On 1/25/25 00:44, Sean Christopherson wrote:
I did try a long SRCU critical section and it was unreviewable. It
ends up a lot less manageable than just making the lock a leaf,
especially as the lock hierarchy spans multiple subsystems (static
key, KVM, cpufreq---thanks CPU hotplug lock...).
I'm not following. If __kvmclock_cpufreq_notifier() and set_nx_huge_pages()
switch to SRCU, then the deadlock goes away (it might even go away if just one
of those two switches). [...] It would be single use in the it only
protects pure reader of vm_list, but there are plenty of those users.
Yes, single use in the sense that only set_nx_huge_pages() really needs
it. kvm_lock doesn't produce any noticeable contention and as you noted
sometimes you really need it even in pure readers.
SRCU readers would only interact with kvm_destroy_vm() from a locking perspective,
and if that's problematic then we would already have a plethora of issues.
Ah yeah, I missed that you cannot hold any lock when calling
kvm_put_kvm().

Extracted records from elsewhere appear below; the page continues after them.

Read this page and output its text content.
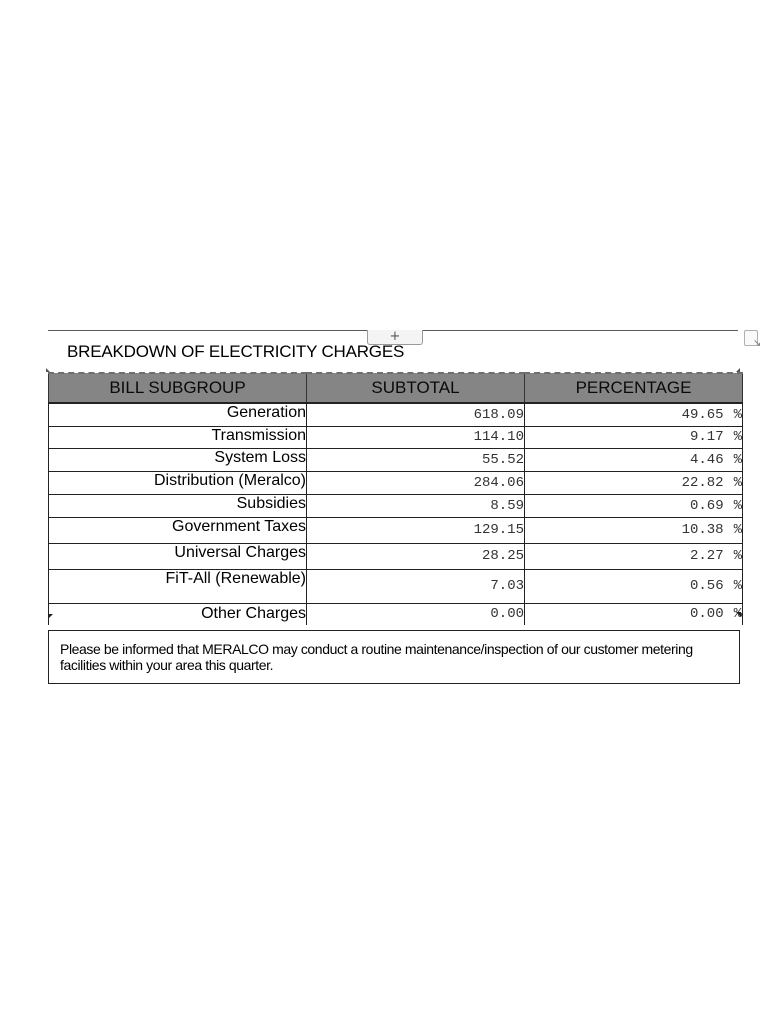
+	↘
BREAKDOWN OF ELECTRICITY CHARGES
BILL SUBGROUP	SUBTOTAL	PERCENTAGE
Generation	618.09	49.65 %
Transmission	114.10	9.17 %
System Loss	55.52	4.46 %
Distribution (Meralco)	284.06	22.82 %
Subsidies	8.59	0.69 %
Government Taxes	129.15	10.38 %
Universal Charges	28.25	2.27 %
FiT-All (Renewable)	7.03	0.56 %
Other Charges	0.00	0.00 %
Please be informed that MERALCO may conduct a routine maintenance/inspection of our customer metering facilities within your area this quarter.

So the waiting side is indeed a leaf and cannot block
someone else.
Still from your patch (thanks!) I don't really like the special cases on
taking SRCU vs. kvm_lock... It really seems like a job for a mutex or
rwsem. It keeps the complexity in the one place that is different (i.e.
where a lock is taken inside the iteration) and everything else can just
iterate normally.
Paolo